Voyons maintenant ce qu’était concrètement le nazisme de 1933-1945, avec des extraits d’un livre de Victor Klemperer (1881-1960), universitaire juif allemand victime et rescapé du nazisme, qui racontât dans un livre de plus de 1400 pages sa vie au quotidien sous le joug d’Adolf dans “Mes soldats de papier” et “Je veux témoigner jusqu’au bout”, parus aux éditions du Seuil, en 2000, et en 1995 en Allemagne. Victor Klemperer est aussi l’auteur de l’ouvrage “LTI, la langue du IIIe Reich”, paru en 1996 chez Albin Michel. L’une des raisons de sa survie au nazisme est le fait qu’il était marié à une protestante, les mariages mixtes étaient, en effet, un peu moins persécutés.


Extraits :

2 août 1934
“La langue du IIIe Reich a commencé sur le mode lyrique et extatique, puis elle est devenue langue de guerre, puis elle a glissé vers le mode mécaniste et matérialiste.”
[…]
2 mai 1935
“Mardi matin, sans aucun préavis, deux feuilles délivrées par la poste : « En vertu de l’article 6 de la loi portant rétablissement du fonctionnariat de carrière, j’ai demandé votre révocation. Document de révocation ci-joint. » Le Directeur par intérim du ministère pour l’Éducation populaire.”
[…]
9 novembre 1935
“Nous sommes allés chez les Wengler dans l’après-midi. J’ai été encore une fois incroyablement impressionné de les voir allumer la TSF et passer de Londres à Rome, de Rome à Moscou, etc. Les notions d’espaces et de temps sont annihilées. On ne peut que devenir mystique. Pour moi, la radio détruit toute forme de religion et engendre en même temps la religion.
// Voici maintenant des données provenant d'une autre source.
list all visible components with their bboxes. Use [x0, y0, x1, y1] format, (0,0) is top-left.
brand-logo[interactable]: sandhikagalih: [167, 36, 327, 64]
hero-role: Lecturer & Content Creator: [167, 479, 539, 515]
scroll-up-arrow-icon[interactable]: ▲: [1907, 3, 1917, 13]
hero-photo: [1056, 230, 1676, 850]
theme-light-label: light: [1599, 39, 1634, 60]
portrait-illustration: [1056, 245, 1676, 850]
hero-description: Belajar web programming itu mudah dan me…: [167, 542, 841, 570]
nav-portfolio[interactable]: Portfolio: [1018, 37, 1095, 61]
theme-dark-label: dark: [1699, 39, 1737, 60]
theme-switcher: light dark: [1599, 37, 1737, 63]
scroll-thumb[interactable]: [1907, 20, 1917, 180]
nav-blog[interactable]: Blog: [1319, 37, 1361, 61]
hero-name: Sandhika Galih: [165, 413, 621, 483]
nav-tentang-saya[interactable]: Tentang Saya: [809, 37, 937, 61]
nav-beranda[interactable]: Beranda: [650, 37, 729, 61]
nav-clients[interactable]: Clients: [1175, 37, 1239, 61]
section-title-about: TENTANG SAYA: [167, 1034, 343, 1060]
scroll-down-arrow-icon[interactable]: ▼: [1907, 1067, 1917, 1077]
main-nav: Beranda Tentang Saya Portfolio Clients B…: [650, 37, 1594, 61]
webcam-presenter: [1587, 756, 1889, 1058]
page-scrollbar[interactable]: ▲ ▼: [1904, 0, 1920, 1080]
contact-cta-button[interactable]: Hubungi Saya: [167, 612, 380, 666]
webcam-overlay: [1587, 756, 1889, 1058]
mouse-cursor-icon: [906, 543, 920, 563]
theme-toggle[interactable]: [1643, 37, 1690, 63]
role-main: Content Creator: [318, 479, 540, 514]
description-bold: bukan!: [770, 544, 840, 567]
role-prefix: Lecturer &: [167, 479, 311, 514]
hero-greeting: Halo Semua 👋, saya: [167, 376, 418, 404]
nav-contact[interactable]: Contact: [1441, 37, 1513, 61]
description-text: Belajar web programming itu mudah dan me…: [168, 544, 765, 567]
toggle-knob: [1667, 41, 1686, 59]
Et cela doublement : a) par le fait qu’il existe un tel miracle, b) par le fait que c’est l’intelligence humaine qui l’invente, l’explique, l’utilise. Mais cette même intelligence humaine tolère sans broncher le gouvernement d’Hitler.”
[…]
16 mai 1936
“Je ne crois plus du tout que ce gouvernement ait encore des ennemis à l’intérieur. Le peuple, dans sa grande majorité, est satisfait, un petit groupe accepte Hitler comme un moindre mal, personne ne veut vraiment s’en débarrasser, tout le monde voit en lui le libérateur des affaires extérieures, tout le monde a peur des conditions russes comme un enfant a peur du croque-mitaine, et tous, dans la mesure où ils ne sont pas sincèrement grisés, jugent inopportun au nom du réalisme politique de s’indigner de bagatelles telles que l’oppression des libertés civiles, la persécution des Juifs, la falsification de toute vérité scientifique, l’annihilation systématique de tout sens moral. Et tout le monde tremble pour son pain, sa vie, tout le monde est si épouvantablement lâche.”
[…]
12 septembre 1937
“Où que j’aille, partout cet écriteau : « Juifs indésirables ! » Et maintenant, pendant le cinquième congrès du parti, cette recrudescence de la haine antijuive. Les Juifs assassinent l’Espagne, les Juifs sont un peuple de criminels, tous les crimes sont à imputer au Juif (Goebbels). Et le peuple est si stupide qu’il croit tout ce qu’on lui raconte. Tout le monde rouspète ; mais personne ne bouge, et la masse finalement croit tout ce qu’on lui raconte.”
[…]
23 mai 1938
“J’avais écrit un jour, dans ma critique de Jolles qu’il ne fallait pas séparer le peuple des intellectuels, mais distinguer dans l’âme de tout un chacun, d’une part la strate du peuple, celle qui relève de l’instinct et qui est susceptible de tomber sous le joug de la suggestion, et d’autre part la strate de la pensée. J’ajoute aujourd’hui que l’éducation sous le IIIe Reich a pour but d’élargir chez tout le monde la strate du peuple au point qu’elle en vienne à étouffer la strate de la pensée : fêtes, rassemblements, presse, émotions nationales, etc.”
[…]
12 juillet 1938
“De nouveau, durcissement invraisemblable de l’antisémitisme. J’ai parlé de l’obligation de déclaration des biens juifs dans une lettre aux Blumenfeld. En plus de cela : interdiction de certaines activités professionnelles, carte jaune pour les cures dans les stations thermales. La « Weltanschauung » se déchaîne sous des allures scientifiques. À Munich se tient la Société académique pour la recherche sur le judaïsme ; un professeur détermine les traits éternels du judaïsme : cruauté, haine, passion, grande adaptabilité au milieu.”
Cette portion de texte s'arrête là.